What happened to its report?
The Warren Commission report was published and released for sale to the public. Also released two months later were 26 volumes of supporting evidence, including witness transcripts and exhibits.
Why have so many people disagreed with it?
In the years since the assassination, many individuals have put forth countless different explanations of what happened in Dealey Plaza that day. These theories allege that a wide variety of entities – foreign nations, the Mafia, the Teamsters Union, US intelligence agencies, powerful individuals in the political sphere – may have formed a conspiracy which culminated in JFK’s murder.

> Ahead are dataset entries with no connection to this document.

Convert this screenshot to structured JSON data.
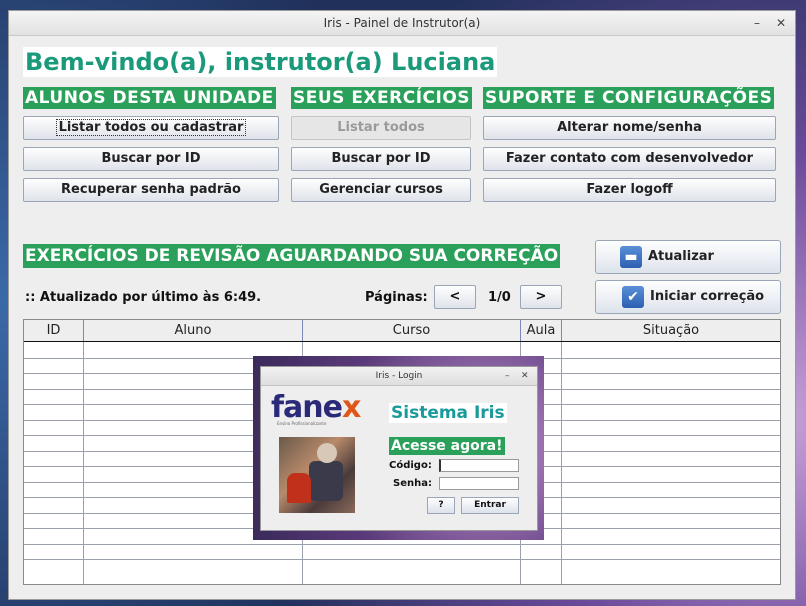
{
  "window": {
    "title": "Iris - Painel de Instrutor(a)",
    "minimize": "–",
    "close": "✕"
  },
  "welcome": "Bem-vindo(a), instrutor(a) Luciana",
  "sections": {
    "students": {
      "title": "ALUNOS DESTA UNIDADE",
      "buttons": [
        "Listar todos ou cadastrar",
        "Buscar por ID",
        "Recuperar senha padrão"
      ]
    },
    "exercises": {
      "title": "SEUS EXERCÍCIOS",
      "buttons": [
        "Listar todos",
        "Buscar por ID",
        "Gerenciar cursos"
      ]
    },
    "support": {
      "title": "SUPORTE E CONFIGURAÇÕES",
      "buttons": [
        "Alterar nome/senha",
        "Fazer contato com desenvolvedor",
        "Fazer logoff"
      ]
    }
  },
  "review": {
    "title": "EXERCÍCIOS DE REVISÃO AGUARDANDO SUA CORREÇÃO",
    "status": ":: Atualizado por último às 6:49.",
    "pages_label": "Páginas:",
    "prev": "<",
    "next": ">",
    "page_count": "1/0",
    "refresh_button": "Atualizar",
    "start_button": "Iniciar correção",
    "columns": [
      "ID",
      "Aluno",
      "Curso",
      "Aula",
      "Situação"
    ]
  },
  "login": {
    "window_title": "Iris - Login",
    "logo": "fanex",
    "logo_tagline": "Ensino Profissionalizante",
    "system_title": "Sistema Iris",
    "access": "Acesse agora!",
    "code_label": "Código:",
    "password_label": "Senha:",
    "help_button": "?",
    "enter_button": "Entrar"
  },
  "colors": {
    "accent_green": "#2aa05a",
    "teal_text": "#1a9a7a",
    "brand_blue": "#2b2a7a",
    "brand_orange": "#e0561a"
  }
}
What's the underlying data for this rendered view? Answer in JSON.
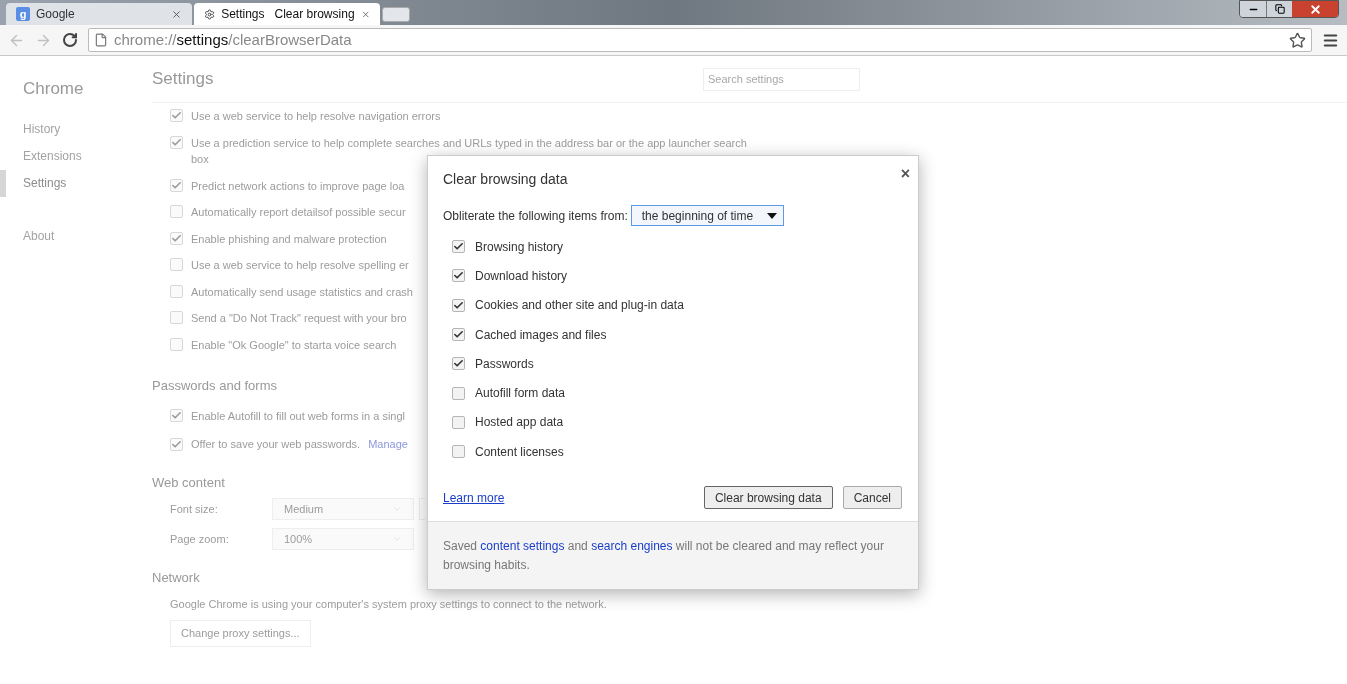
{
  "tabs": [
    {
      "kind": "google",
      "favicon": "g",
      "title": "Google",
      "selected": false
    },
    {
      "kind": "gear",
      "title": "Settings   Clear browsing",
      "selected": true
    }
  ],
  "address": {
    "scheme": "chrome://",
    "host": "settings",
    "path": "/clearBrowserData"
  },
  "sidebar": {
    "title": "Chrome",
    "items": [
      {
        "label": "History",
        "selected": false
      },
      {
        "label": "Extensions",
        "selected": false
      },
      {
        "label": "Settings",
        "selected": true
      },
      {
        "label": "About",
        "selected": false
      }
    ]
  },
  "settings": {
    "title": "Settings",
    "search_placeholder": "Search settings",
    "privacy_options": [
      {
        "label": "Use a web service to help resolve navigation errors",
        "checked": true
      },
      {
        "label": "Use a prediction service to help complete searches and URLs typed in the address bar or the app launcher search box",
        "checked": true
      },
      {
        "label": "Predict network actions to improve page loa",
        "checked": true
      },
      {
        "label": "Automatically report detailsof possible secur",
        "checked": false
      },
      {
        "label": "Enable phishing and malware protection",
        "checked": true
      },
      {
        "label": "Use a web service to help resolve spelling er",
        "checked": false
      },
      {
        "label": "Automatically send usage statistics and crash",
        "checked": false
      },
      {
        "label": "Send a \"Do Not Track\" request with your bro",
        "checked": false
      },
      {
        "label": "Enable \"Ok Google\" to starta voice search",
        "checked": false
      }
    ],
    "passwords_title": "Passwords and forms",
    "password_options": [
      {
        "label": "Enable Autofill to fill out web forms in a singl",
        "checked": true
      },
      {
        "label": "Offer to save your web passwords.",
        "checked": true,
        "link": "Manage"
      }
    ],
    "web_content_title": "Web content",
    "web_content": [
      {
        "label": "Font size:",
        "value": "Medium"
      },
      {
        "label": "Page zoom:",
        "value": "100%"
      }
    ],
    "network_title": "Network",
    "network_text": "Google Chrome is using your computer's system proxy settings to connect to the network.",
    "network_button": "Change proxy settings..."
  },
  "dialog": {
    "title": "Clear browsing data",
    "close": "×",
    "range_label": "Obliterate the following items from:",
    "range_value": "the beginning of time",
    "items": [
      {
        "label": "Browsing history",
        "checked": true
      },
      {
        "label": "Download history",
        "checked": true
      },
      {
        "label": "Cookies and other site and plug-in data",
        "checked": true
      },
      {
        "label": "Cached images and files",
        "checked": true
      },
      {
        "label": "Passwords",
        "checked": true
      },
      {
        "label": "Autofill form data",
        "checked": false
      },
      {
        "label": "Hosted app data",
        "checked": false
      },
      {
        "label": "Content licenses",
        "checked": false
      }
    ],
    "learn_more": "Learn more",
    "buttons": [
      "Clear browsing data",
      "Cancel"
    ],
    "footer": [
      {
        "kind": "text",
        "text": "Saved "
      },
      {
        "kind": "link",
        "text": "content settings"
      },
      {
        "kind": "text",
        "text": " and "
      },
      {
        "kind": "link",
        "text": "search engines"
      },
      {
        "kind": "text",
        "text": " will not be cleared and may reflect your browsing habits."
      }
    ]
  }
}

This phenomenon is not unique. In many cases, people search for dramatic explanations of dramatic events. The murder of a popular sitting President was a traumatic event for the United States and the world. JFK was seen as a great man, and it remains difficult for many people to accept that such a great man, the leader of our nation who was supposed to be protected better than anyone else, could have been murdered by a single, unbalanced individual. Additionally, the limited interrogation of Oswald and his subsequent murder have fed into the idea that Oswald was a part of a conspiracy, and Ruby was sent to silence him.
Because the Commission’s main conclusion is negative – there was no conspiracy – it is impossible to logically prove, like any other negative proposition. While it remains logically possible that there was a conspiracy, no factual evidence to that effect was discovered during the ten-month commission investigation or has appeared in the nearly 50 years since the assassination.